The technology it uses to index the web can understand the context surrounding each page and the concepts driving search requests, say the founders.
But analysts believe the new search engine, like many others, will struggle to match and defeat Google.
Instead of just looking at the number and quality of links to and from a webpage as Google’s technology does, Cuil attempts to understand more about the information on a page and the terms people use to search. Results are displayed in a magazine format rather than a list.
From the Cuil FAQ:
So Cuil searches the Web for pages with your keywords and then we analyze the rest of the text on those pages. This tells us that the same word has several different meanings in different contexts. Are you looking for jaguar the cat, the car or the operating system?
We sort out all those different contexts so that you don’t have to waste time rephrasing your query when you get the wrong result.
Different ideas are separated into tabs; we add images and roll-over definitions for each page and then make suggestions as to how you might refine your search. We use columns so you can see more results on one page.
They also provide ‘drill-downs’ on the results page.
Cuil will direct you to this additional information. By looking at these suggestions, you may discover search data, concepts, or related areas of interest that you hadn’t expected. This is particularly useful when you are researching a subject you don’t know much about and aren’t sure how to compose the “right” query to find the information you need.
I haven’t used it enough to work out exactly how it differentiates concepts (tabs) and ‘additional information’ (drill-downs/categories).
It does a good job on something like the Cutty Sark. Under ‘Explore by Category’ it offered:
- Buildings And Structures In Greenwich
- Sailboat Names
- Museums In London
- Neighbourhoods Of Greenwich
- School Ships
It picked up search results for Cutty Sark whisky and news of the Cutty Sark fire but they weren’t reflected in the categories, and the search term didn’t trigger the tabs. The tabs kick in when you search for something like ‘orange‘.
It didn’t do as well with ‘samian ware‘ – the categories picked up all sorts of places and peoples, (and randomly ‘American Films’), but while the search results all say that it’s ‘a kind of bright red Roman pottery’ that’s not reflected in the categories.
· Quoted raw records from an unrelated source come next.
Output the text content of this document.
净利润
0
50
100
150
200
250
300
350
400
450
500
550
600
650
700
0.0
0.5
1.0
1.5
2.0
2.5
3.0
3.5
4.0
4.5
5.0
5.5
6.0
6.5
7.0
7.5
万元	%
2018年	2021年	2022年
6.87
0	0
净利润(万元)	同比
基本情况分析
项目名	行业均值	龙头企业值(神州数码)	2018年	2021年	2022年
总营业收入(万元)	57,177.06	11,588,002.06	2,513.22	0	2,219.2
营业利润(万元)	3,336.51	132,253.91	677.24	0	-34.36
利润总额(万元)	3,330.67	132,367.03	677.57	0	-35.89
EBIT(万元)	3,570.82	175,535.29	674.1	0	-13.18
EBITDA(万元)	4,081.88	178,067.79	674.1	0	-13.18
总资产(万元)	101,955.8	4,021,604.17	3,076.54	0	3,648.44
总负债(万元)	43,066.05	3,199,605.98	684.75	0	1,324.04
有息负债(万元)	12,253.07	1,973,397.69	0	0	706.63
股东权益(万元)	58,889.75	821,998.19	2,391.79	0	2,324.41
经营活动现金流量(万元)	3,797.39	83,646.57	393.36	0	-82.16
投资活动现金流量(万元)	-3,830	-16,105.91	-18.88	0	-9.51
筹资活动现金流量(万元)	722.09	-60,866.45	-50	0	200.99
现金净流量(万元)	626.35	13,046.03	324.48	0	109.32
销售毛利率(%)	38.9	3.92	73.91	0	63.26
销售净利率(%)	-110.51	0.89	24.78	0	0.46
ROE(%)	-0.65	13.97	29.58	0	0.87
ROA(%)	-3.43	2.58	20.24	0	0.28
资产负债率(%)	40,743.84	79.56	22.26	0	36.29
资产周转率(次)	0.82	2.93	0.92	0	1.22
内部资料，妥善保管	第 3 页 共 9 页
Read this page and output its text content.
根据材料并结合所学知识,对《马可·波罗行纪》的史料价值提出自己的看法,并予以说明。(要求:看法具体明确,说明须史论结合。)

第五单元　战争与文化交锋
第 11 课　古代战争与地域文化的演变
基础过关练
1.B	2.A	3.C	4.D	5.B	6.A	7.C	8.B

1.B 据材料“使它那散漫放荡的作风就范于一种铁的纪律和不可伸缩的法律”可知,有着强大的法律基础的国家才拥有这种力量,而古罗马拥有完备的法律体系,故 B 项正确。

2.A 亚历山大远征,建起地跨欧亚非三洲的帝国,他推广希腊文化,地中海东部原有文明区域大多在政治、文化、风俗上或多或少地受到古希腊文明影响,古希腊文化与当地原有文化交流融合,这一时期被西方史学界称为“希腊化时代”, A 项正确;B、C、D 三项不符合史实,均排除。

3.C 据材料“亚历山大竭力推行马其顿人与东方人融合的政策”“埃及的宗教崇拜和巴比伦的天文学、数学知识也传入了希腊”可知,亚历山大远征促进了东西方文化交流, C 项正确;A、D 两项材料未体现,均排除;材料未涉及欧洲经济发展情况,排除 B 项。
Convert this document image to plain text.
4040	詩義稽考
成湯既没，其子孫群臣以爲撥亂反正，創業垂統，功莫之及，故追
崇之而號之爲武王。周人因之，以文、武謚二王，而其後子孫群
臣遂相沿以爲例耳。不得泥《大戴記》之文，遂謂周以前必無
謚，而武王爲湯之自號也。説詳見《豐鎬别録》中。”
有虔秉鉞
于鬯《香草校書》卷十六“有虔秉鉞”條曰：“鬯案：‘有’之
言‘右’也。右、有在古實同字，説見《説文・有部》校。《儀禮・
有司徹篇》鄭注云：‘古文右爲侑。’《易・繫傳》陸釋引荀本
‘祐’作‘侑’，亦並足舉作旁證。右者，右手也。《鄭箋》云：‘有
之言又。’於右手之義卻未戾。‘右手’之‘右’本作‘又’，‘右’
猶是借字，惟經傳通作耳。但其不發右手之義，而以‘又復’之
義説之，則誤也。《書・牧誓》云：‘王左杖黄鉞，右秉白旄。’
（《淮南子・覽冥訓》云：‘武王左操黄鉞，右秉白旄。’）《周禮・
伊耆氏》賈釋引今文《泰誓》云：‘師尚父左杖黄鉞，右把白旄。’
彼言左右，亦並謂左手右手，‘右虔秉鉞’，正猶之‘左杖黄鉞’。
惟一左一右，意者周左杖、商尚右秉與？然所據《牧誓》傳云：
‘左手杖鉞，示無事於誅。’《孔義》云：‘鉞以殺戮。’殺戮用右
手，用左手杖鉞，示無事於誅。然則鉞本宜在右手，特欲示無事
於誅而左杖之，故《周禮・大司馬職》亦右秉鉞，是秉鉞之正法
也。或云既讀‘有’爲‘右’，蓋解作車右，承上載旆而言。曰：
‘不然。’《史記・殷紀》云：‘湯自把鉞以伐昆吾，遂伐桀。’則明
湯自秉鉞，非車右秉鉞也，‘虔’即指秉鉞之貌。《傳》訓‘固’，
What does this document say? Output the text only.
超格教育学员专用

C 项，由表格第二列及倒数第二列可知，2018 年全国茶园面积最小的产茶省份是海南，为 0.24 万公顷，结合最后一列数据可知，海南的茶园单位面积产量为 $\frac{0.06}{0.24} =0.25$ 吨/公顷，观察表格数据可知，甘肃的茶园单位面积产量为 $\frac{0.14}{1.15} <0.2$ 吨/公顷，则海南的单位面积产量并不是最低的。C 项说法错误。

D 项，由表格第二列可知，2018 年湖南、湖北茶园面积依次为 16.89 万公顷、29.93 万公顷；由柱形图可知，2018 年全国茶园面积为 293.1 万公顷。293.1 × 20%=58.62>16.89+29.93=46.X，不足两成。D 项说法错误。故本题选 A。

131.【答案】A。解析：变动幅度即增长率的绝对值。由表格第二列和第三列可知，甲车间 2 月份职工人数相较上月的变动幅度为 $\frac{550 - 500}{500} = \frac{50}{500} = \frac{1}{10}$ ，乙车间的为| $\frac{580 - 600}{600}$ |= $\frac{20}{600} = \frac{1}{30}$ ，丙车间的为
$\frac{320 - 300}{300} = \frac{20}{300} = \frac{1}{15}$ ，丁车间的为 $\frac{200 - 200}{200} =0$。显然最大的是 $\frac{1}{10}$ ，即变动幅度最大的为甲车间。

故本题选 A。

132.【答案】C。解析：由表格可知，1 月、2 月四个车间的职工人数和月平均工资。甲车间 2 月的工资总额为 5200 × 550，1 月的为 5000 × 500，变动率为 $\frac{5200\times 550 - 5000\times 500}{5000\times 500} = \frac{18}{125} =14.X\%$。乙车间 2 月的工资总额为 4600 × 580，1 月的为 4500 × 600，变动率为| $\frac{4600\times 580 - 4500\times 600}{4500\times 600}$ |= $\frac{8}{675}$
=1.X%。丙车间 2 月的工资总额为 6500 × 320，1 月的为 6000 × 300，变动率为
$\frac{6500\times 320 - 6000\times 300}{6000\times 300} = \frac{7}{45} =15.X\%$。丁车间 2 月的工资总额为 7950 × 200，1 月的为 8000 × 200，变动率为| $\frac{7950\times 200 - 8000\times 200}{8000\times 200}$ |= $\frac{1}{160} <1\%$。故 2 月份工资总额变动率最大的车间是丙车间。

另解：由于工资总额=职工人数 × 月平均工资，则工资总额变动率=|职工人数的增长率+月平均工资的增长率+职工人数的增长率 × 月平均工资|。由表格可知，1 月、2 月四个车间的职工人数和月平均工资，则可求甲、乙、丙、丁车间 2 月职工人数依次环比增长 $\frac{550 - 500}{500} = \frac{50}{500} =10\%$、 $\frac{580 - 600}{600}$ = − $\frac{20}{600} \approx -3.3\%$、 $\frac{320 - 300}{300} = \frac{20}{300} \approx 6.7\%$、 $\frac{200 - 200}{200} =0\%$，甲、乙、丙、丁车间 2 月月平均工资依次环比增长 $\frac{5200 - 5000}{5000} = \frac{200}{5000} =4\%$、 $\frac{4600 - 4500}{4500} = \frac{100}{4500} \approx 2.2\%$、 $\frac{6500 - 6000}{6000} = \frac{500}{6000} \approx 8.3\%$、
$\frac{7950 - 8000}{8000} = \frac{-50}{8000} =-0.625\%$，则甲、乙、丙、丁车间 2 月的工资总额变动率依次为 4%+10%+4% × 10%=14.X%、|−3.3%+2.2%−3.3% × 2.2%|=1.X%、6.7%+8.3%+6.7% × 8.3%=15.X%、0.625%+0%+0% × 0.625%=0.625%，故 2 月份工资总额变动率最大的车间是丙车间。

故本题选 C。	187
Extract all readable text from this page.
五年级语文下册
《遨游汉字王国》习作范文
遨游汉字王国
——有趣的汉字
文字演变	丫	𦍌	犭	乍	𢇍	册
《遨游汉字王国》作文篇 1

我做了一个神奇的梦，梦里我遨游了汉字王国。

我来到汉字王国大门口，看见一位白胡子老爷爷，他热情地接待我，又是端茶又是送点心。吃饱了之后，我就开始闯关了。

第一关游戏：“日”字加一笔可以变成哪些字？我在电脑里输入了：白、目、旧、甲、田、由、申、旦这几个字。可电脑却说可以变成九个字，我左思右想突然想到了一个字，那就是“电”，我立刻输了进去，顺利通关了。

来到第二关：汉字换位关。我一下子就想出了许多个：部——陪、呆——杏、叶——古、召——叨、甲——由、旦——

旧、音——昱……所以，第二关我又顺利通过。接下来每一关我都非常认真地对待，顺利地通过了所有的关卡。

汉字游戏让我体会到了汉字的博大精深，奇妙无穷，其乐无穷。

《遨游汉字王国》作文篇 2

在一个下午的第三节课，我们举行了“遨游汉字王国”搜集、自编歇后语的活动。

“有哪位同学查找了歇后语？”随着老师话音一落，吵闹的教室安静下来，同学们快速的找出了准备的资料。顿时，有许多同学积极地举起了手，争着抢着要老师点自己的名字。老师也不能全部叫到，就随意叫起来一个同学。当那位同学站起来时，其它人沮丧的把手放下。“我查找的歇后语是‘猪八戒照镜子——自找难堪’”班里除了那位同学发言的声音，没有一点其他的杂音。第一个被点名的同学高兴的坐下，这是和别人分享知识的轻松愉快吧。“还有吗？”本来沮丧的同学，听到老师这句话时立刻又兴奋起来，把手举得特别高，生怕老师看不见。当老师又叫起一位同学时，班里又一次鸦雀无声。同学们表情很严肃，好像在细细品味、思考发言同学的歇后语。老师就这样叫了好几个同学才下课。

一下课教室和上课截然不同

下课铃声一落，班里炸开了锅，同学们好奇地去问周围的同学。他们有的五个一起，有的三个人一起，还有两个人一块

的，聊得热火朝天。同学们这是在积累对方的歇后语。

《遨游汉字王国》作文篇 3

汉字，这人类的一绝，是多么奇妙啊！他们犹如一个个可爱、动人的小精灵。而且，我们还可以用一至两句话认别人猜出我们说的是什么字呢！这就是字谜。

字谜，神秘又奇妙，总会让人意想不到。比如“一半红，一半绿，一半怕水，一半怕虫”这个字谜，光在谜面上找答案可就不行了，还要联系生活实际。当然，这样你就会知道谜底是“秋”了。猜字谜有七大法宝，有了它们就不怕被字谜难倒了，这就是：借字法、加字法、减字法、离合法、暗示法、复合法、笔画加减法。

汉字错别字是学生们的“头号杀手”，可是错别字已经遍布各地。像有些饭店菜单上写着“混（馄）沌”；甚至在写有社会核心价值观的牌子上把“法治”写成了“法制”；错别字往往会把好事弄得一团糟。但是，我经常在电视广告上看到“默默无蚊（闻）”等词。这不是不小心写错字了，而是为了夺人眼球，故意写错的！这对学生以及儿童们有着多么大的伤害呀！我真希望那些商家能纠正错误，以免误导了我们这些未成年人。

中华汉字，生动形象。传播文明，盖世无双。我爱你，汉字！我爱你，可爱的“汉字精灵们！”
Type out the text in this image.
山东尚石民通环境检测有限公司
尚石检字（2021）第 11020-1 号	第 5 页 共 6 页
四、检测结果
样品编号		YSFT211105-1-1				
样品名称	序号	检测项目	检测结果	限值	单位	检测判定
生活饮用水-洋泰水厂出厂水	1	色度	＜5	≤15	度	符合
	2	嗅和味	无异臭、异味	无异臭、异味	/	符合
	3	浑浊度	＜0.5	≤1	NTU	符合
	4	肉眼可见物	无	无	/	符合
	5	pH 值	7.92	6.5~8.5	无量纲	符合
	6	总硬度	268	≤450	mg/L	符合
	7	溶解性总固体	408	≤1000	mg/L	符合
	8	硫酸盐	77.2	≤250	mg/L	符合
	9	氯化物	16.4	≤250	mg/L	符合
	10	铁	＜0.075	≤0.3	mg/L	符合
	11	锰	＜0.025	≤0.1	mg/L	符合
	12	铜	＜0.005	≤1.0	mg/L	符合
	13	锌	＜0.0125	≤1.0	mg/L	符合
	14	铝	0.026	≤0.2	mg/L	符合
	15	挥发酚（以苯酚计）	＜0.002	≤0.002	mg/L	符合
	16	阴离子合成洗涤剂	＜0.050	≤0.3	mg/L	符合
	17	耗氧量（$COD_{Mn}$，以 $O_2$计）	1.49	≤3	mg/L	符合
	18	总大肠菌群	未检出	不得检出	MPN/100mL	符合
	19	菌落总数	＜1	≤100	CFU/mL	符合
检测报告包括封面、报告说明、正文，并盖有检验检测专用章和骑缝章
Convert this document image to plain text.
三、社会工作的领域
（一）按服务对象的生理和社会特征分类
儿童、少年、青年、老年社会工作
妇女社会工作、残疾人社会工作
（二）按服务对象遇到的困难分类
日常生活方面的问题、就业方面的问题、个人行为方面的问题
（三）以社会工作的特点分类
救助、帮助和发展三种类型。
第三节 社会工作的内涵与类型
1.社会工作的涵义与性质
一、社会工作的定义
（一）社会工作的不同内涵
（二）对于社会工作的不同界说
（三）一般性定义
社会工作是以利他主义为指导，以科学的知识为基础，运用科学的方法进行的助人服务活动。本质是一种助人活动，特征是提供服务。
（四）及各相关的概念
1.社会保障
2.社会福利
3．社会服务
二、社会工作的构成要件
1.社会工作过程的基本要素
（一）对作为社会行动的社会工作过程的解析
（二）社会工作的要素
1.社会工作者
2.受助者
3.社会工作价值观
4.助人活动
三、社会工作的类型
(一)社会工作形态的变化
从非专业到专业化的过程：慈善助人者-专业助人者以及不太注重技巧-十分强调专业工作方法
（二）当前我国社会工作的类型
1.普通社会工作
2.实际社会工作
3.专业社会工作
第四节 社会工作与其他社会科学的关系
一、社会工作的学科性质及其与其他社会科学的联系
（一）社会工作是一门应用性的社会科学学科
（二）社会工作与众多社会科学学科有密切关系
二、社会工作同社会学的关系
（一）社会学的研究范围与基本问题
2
Fair enough, there may not be enough information easily available online so that ‘Types of Roman pottery’ registers as a category.
Incidentally, most of the results listed for ‘samian ware’ are just recycled entries from Wikipedia. It’s a shame the results aren’t filtered to remove entries that have just duplicated Wikipedia text. The FAQ says they don’t index duplicate content I guess the overall site or page is just different enough to be retained.
It might take a while for museum content to appear in the most useful ways, but it looks like it might be a useful search engine for niche content. From the FAQ again:
We’ve found that a lot of Web pages have been designed with a small audience in mind—perhaps they are blogs or academic papers with specific interests or pages with family photos. We think that even though these pages aren’t necessarily for a wide audience, they contain content that one day you might need.
Our job is to index all these pages and examine their content for relevancy to your search. If they contain information you need, then they should be available to you.
It’s all sounding a bit semantic web-ish (and quite a bit ‘reacting to Google-ish’) and I’ll use it for a while to see how it compared to Google. The webmaster information doesn’t give any indication of how you could mark up content so the relationships between terms in different contexts is clear, but I guess nice semantic markup would help.
Refreshingly, it doesn’t retain search info – privacy is one of their big differentiators from Google.